The mean target per category is blended with the overall mean target using a smoothing parameter. The smoothing parameter is calculated as explained here.

Notes

Cross-fitting 🏋️‍♂️

This implementation uses an internal cross-fitting strategy to calculate the mean target values for the fit_transform method. This means that calling .fit(X, y).transform(X) will not return the same result as calling .fit_transform(X, y). When calling .fit_transform(X, y), the dataset is initially split into k folds (configurable via the cv parameter) then for each fold the mean target values are calculated using the data from all other folds. Finally, the transformer is fitted on the entire dataset. This is done to prevent leakage of the target information into the training data. This idea has been taken from scikit-learn's implementation of TargetEncoder. The reader is encouraged to learn more about cross-fitting on the scikit-learn documentation.

Parameters:

  • columns ((str, list[str], list[DTypes]), default: (Categorical, String) ) –

    List of columns to encode.

    • If a list of strings is passed, it is treated as a list of column names to encode.
    • If a single string is passed instead, it is treated as a regular expression pattern to match column names.
    • If a list of narwhals.typing.DTypes is passed, it will select all columns matching the specified dtype.
  • unseen (str, default: 'raise' ) –

    Strategy to handle categories that appear during the transform step but were never encountered in the fit step.

    • If 'raise', an error is raised when unseen categories are found.
    • If 'ignore', the unseen categories are encoded with the fill_value_unseen.
  • fill_value_unseen ((int, float, None | Literal['mean']), default: 'mean' ) –

    Fill value to use for unseen categories. Defaults to "mean", which will use the mean of the target variable.

  • missing_values (str, default: 'encode' ) –

    Strategy to handle missing values.

    • If 'encode', missing values are initially replaced with a specified fill value and the mean is computed as if it were a regular category.
    • If 'ignore', missing values are left as is.
    • If 'raise', an error is raised when missing values are found.
  • underrepresented_categories (str, default: 'raise' ) –

    Strategy to handle categories that are underrepresented in the training data.

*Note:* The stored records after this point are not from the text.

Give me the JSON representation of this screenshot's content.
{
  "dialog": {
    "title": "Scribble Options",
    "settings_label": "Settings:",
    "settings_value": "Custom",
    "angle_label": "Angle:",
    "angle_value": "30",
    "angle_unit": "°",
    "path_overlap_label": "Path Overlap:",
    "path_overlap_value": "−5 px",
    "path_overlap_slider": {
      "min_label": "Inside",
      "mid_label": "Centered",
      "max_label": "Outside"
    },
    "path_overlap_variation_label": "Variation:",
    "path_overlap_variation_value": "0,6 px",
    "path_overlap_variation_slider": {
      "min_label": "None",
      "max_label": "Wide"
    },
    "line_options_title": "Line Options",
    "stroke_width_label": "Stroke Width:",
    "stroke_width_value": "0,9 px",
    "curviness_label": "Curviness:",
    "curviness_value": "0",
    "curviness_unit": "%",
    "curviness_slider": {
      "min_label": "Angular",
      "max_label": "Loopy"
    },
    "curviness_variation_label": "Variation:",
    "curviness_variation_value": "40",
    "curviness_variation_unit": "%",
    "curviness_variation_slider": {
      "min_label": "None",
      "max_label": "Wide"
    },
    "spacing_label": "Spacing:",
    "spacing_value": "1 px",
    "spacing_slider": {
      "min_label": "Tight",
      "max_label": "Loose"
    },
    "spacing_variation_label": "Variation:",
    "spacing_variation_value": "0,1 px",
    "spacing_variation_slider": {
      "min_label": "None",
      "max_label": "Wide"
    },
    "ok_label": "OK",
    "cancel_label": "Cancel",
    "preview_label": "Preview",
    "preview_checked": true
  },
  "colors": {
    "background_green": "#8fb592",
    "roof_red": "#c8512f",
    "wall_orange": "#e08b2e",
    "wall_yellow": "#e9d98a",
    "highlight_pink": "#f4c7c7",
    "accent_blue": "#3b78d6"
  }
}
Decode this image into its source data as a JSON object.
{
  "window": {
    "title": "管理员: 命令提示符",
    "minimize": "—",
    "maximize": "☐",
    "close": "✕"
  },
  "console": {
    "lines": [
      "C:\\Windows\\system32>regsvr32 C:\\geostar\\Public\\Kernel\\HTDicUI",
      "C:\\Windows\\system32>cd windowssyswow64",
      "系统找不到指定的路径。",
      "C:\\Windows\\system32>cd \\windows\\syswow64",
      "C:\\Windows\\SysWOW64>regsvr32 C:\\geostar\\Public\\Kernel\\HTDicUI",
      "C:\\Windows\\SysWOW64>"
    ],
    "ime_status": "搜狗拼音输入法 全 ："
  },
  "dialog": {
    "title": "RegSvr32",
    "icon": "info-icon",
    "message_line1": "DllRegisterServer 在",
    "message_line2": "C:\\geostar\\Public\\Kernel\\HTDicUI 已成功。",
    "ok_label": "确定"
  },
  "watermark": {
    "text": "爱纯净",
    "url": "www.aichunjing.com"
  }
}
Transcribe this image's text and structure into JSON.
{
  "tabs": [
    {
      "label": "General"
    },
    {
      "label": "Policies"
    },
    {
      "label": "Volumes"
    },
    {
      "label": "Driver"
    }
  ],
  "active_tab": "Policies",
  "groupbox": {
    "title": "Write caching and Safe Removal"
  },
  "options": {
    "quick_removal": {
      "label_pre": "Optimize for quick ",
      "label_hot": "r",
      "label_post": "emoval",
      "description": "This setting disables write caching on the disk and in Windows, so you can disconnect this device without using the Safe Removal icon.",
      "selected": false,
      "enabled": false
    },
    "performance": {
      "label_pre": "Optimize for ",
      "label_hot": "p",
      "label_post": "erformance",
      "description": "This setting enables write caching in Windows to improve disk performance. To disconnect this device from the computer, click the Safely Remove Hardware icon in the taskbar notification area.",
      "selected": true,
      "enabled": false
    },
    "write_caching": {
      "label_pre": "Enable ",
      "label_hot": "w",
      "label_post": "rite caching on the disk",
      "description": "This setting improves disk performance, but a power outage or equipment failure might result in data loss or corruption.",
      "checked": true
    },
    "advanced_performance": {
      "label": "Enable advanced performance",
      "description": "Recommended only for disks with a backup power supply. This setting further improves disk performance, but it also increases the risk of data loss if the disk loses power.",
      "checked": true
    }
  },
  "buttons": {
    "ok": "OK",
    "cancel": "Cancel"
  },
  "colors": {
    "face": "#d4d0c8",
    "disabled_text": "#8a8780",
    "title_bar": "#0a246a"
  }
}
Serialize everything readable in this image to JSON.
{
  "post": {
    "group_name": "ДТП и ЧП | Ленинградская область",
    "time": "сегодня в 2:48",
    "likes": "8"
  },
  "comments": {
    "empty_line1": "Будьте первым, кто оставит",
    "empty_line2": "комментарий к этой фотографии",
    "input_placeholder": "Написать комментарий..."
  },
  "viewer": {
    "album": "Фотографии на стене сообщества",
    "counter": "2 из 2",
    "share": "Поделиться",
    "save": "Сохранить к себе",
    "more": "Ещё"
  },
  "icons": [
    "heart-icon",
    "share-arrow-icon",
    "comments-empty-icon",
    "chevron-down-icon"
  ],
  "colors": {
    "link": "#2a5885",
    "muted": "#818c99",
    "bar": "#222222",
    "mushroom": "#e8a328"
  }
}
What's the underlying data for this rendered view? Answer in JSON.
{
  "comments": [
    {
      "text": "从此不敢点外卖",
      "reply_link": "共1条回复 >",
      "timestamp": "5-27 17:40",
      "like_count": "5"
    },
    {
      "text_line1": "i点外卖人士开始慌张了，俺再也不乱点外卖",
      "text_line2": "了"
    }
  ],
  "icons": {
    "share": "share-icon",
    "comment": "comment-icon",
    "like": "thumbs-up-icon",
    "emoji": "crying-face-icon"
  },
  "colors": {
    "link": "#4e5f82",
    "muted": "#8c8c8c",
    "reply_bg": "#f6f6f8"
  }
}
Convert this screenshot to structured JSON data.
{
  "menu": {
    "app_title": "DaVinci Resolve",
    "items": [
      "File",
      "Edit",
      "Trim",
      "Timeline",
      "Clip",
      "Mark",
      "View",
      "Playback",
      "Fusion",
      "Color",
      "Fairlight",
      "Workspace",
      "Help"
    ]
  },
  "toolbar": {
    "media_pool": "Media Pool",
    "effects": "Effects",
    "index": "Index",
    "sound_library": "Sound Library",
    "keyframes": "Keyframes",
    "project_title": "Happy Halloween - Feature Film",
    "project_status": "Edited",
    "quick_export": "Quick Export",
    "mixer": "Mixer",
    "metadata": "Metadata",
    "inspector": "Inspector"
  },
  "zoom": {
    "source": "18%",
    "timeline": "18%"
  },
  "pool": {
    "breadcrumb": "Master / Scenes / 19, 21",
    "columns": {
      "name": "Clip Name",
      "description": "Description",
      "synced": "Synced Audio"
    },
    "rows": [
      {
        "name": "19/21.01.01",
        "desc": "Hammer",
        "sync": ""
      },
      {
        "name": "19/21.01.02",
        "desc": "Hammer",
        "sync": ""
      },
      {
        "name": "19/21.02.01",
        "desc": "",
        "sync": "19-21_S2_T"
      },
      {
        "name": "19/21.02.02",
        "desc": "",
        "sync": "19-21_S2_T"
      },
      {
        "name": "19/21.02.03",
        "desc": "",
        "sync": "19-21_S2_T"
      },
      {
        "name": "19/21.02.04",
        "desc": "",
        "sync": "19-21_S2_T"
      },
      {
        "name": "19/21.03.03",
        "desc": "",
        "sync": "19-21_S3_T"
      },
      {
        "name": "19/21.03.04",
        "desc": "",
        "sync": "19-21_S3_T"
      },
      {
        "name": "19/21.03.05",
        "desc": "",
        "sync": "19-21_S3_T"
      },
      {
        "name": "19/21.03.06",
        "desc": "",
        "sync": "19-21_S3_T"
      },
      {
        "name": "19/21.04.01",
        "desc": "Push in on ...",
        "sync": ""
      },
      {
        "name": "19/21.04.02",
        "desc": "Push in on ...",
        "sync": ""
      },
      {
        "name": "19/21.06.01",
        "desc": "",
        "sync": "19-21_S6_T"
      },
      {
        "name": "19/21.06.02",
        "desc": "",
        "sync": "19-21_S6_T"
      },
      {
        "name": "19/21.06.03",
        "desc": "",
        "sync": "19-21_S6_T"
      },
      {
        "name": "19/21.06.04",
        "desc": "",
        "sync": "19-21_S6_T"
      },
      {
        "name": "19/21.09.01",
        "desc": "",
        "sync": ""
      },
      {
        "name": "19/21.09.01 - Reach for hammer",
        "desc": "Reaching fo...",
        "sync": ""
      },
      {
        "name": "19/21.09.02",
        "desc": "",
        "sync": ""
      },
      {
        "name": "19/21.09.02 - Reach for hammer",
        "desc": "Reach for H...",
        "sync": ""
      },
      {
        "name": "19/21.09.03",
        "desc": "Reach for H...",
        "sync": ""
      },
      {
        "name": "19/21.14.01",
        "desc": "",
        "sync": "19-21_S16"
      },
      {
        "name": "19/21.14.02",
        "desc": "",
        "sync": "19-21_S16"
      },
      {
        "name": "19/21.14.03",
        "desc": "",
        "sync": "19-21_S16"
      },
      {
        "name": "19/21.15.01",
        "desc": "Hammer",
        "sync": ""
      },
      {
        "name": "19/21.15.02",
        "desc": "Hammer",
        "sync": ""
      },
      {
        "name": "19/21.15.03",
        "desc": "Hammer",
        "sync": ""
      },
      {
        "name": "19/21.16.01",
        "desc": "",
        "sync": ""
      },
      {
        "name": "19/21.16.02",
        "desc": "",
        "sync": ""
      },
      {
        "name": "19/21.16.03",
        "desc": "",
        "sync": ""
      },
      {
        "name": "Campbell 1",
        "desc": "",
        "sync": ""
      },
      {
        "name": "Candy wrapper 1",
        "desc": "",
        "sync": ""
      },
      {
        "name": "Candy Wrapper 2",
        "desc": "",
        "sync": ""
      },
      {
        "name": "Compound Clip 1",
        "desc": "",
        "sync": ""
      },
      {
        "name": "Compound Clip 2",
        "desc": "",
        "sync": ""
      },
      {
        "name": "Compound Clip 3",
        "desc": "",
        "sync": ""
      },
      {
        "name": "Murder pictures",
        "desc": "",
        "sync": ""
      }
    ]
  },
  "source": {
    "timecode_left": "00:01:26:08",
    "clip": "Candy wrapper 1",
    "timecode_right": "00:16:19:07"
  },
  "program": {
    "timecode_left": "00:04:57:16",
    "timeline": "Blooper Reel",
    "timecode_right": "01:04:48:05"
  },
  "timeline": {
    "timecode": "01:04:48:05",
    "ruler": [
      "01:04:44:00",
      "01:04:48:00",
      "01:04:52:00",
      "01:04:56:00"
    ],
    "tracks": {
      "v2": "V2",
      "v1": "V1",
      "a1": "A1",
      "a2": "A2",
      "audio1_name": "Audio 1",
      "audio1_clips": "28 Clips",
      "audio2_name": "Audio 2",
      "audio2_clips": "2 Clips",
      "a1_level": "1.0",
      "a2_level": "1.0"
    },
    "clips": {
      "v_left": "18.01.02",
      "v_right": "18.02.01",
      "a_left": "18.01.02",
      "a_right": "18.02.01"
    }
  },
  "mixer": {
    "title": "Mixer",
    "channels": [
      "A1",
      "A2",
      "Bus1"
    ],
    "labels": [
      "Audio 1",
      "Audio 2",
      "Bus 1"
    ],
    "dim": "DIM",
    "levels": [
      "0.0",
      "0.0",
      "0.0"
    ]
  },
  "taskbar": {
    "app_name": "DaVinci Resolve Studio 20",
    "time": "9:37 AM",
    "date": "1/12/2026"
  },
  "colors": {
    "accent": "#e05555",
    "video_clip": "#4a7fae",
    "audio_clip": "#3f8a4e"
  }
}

    • If 'raise', an error is raised when underrepresented categories are found.
    • If 'fill', underrepresented categories are filled with a specified fill value.
  • fill_values_underrepresented ((float, None | Literal['mean']), default: 'mean' ) –

    Fill value to use for underrepresented categories. Defaults to "mean", which will use the mean of the target variable.

  • target_type (str, default: 'auto' ) –

    Type of the target variable.

    • If 'auto', the type is inferred from the target variable using infer_target_type.
    • If 'binary', the target variable is binary.
    • If 'multiclass', the target variable is multiclass.
    • If 'continuous', the target variable is continuous.
  • smooth ((float, Literal['auto']), default: 'auto' ) –

    Smoothing parameter to avoid overfitting. If 'auto', the smoothing parameter is calculated based on the variance of the target variable.

  • cv (int, default: 5 ) –

    Number of cross-validation folds to use for calculating the target encoding.

Attributes:

  • columns_ (list[str]) –

    List of columns to be encoded, learned during fit.

  • encoding_map_ (dict[str, float]) –

    Mapping of categories to their mean target values, learned during fit.

Examples:

import pandas as pd
from sklearo.encoding import TargetEncoder
data = {
    "category": ["A", "A", "B", "B", "C", "C"],
    "target": [1, 0, 1, 0, 1, 0],
}
df = pd.DataFrame(data)
encoder = TargetEncoder()
encoder.fit(df[["category"]], df["target"])
encoded = encoder.transform(df[["category"]])
print(encoded)
category
0 0.5
1 0.5
2 0.5
3 0.5
4 0.5
5 0.5

Class constructor for TargetEncoder.

check_target_type(y)

Check the type of the target variable.

fit(X, y)

Fit the encoder.

Parameters:

  • X (DataFrame) –

    The input data.

  • y (Series) –

    The target variable.

fit_transform(X, y)

Fit the encoder and transform the dataframe using cross-fitting.

Notes

Due to the cross fitting nature of target encoding, the fit_transform method is NOT equivalent to calling fit followed by transform. Please refer to the note on cross fitting.

Parameters:

  • X (DataFrame) –

    The input data.

  • y (Series) –

    The target variable.

Returns:

  • BaseTargetEncoder ( BaseTargetEncoder ) –

    The fitted encoder.

get_feature_names_out()

Get the output feature names.

transform(X)

Transform the data.

Parameters:

  • X (DataFrame) –

    The input data.